Guida per galassie politicamente corrette

Scritto da in data Settembre 8, 2018

IN COPERTINA – Mike Pence, vice presidente degli Stati Uniti

Parlare non è mai stato tanto scorretto: un universo che va dall’espressione “Hey, guys!” ai discorsi di Mike Pence sulla conquista dello spazio. A cura di Cardiopoetica su Radio Bullets
Musica: Mina, La banda

Ci siamo chiesti se per la nuova trasmissione di Sguardi InVersi non fosse preferibile adottare il silenzio. In fondo è un altro tipo di linguaggio, anzi fa parte del linguaggio, non come assenza di parola, ma come ulteriore elemento e non necessariamente inteso come pausa. John Cage ha scritto un’intera partitura sul silenzio. Vederlo suonare (o alcuni direbbero in modo grossolano ma comprensibile non suonare) davanti a un pianoforte per 4 minuti e 33 secondi, sfogliando lo spartito e rispettando le pause del silenzio stesso appare ai più, oggi, una scena surreale. Se dovessimo immaginarci un’apocalisse finale, essa corrisponderebbe più o meno alla fine di ogni rumore. Ci resterebbero molti altri mezzi per comunicare, e la parola sarebbe semplicemente scritta. C’è nella parola scritta più suono di quanto ne susciti quella parlata, sussurrata, urlata. Ma a livello di linguaggio, che sia scritto o che sia verbale, alcuni problemi resterebbero immutati.

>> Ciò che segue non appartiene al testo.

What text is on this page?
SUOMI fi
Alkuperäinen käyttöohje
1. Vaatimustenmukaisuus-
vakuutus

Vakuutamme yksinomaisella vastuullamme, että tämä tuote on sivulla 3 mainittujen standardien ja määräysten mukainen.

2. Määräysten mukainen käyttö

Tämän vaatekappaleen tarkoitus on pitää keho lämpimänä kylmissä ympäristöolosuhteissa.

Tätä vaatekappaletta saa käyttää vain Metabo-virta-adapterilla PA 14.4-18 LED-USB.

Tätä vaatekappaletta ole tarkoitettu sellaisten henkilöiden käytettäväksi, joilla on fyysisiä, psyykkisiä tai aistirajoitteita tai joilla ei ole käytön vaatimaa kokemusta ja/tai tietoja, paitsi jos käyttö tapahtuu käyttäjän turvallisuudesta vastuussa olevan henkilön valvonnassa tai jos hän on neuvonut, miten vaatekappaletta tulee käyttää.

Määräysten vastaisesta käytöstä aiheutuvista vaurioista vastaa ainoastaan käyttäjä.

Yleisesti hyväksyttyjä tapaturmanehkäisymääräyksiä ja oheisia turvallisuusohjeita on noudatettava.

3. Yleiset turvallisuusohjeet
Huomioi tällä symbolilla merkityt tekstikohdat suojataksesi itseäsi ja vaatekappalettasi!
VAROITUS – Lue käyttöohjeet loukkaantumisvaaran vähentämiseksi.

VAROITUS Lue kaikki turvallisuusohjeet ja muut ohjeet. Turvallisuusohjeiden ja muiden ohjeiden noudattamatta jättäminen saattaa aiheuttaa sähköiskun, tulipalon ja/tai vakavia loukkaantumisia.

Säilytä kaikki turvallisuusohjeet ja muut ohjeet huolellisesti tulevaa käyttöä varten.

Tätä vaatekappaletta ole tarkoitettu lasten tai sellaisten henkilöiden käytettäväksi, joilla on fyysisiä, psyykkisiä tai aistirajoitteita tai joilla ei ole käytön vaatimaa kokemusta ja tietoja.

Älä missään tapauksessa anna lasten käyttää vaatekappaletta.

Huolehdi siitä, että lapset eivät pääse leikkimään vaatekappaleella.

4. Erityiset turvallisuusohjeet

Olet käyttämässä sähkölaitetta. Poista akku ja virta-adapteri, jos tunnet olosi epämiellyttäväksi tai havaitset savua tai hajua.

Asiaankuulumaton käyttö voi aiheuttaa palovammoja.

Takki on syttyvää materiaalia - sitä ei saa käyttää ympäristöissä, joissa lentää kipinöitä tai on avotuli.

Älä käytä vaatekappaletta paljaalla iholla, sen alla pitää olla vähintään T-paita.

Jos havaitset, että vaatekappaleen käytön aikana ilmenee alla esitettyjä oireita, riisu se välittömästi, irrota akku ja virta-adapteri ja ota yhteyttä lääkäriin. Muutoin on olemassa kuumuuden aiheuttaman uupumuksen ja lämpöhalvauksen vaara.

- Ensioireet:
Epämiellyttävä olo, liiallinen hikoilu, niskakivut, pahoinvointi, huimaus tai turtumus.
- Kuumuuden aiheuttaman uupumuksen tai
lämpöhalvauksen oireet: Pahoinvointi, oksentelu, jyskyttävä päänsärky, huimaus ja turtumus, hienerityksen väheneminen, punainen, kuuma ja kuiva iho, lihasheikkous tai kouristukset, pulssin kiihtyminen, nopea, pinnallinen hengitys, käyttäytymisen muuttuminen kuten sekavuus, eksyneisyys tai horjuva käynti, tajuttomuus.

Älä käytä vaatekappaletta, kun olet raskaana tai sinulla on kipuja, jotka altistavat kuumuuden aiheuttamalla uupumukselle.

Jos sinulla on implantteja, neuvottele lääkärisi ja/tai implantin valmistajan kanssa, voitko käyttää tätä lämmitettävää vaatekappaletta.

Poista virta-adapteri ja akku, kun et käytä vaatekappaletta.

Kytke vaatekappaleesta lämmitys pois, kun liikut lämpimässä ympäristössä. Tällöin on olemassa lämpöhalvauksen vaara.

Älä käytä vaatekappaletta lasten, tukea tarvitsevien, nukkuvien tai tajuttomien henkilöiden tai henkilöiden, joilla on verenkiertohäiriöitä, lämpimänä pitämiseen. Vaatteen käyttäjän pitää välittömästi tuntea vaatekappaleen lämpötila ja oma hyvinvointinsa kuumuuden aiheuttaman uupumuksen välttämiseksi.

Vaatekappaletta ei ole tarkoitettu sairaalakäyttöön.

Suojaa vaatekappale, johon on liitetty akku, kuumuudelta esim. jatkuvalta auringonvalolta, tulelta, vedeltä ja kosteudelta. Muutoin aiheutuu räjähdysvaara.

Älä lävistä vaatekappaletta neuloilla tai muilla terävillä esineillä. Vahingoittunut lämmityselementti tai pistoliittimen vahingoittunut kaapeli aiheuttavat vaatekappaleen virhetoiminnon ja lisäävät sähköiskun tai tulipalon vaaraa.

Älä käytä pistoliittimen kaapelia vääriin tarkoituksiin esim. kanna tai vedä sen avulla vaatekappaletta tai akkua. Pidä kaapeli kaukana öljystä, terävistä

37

È il caso dell’espressione anglofona “Hey Guys”, che potremmo tradurre più o meno con “Ehy, ragazzi”. Nella lingua d’oltreoceano l’espressione equivale a un modo abituale di rivolgersi a una certa comunità, a prescindere dal sesso delle persone cui ci si rivolge. Il problema non è di poco conto e non è squisitamente teorico o accademico, tutt’altro: esso coinvolge ampie fasce di popolazione e ha a che vedere con una sensibilità che è mutata nel corso del tempo. Molti si stanno confrontando con la problematica di genere che suscita l’uso del termine “ragazzi”, considerato non inclusivo rispetto alla totalità degli orientamenti sessuali. Brad Ward, consulente universitario in una scuola superiore di Atherton, in California, ha ammesso “Come donna transgender, ho consapevolmente iniziato a cercare di smettere di usare ragazzi qualche anno fa”. Persino l’app di messaggistica Slack dispone di una rilevazione automatica che suggerisce in sostituzione della parola guys la parola all, cioè tutti. Nel corso dei suoi 400 anni di vita, il significato del termine è già cambiato più volte, diventando meno specifico col passare del tempo. All’inizio , la definizione della parola era piuttosto ristretta: Guy si riferiva ad un effigie di Guy Fawkes, il cospiratore inglese che tentò e fallì nell’attentato a Giacomo I facendo saltare in aria le Camere del Parlamento nel 1605. La maschera del noto film V per Vendetta si ispira proprio a questo personaggio. Da lì il termine ha assunto via via una funzione sempre più inclusiva e neutra, pur conservando un sapore maschile a parere di McWhorter, linguista della Columbia. assunto un significato maschile nell’Inghilterra settentrionale e in Scozia, assumendo un significato femminile in altri dialetti inglesi, e poi per lo più convergono nuovamente su un significato neutro. Inoltre la parola ha assunto un significato maschile nell’Inghilterra settentrionale e in Scozia, assumendo invece un significato femminile in altri dialetti inglesi, e poi convergendo nuovamente su un significato neutro.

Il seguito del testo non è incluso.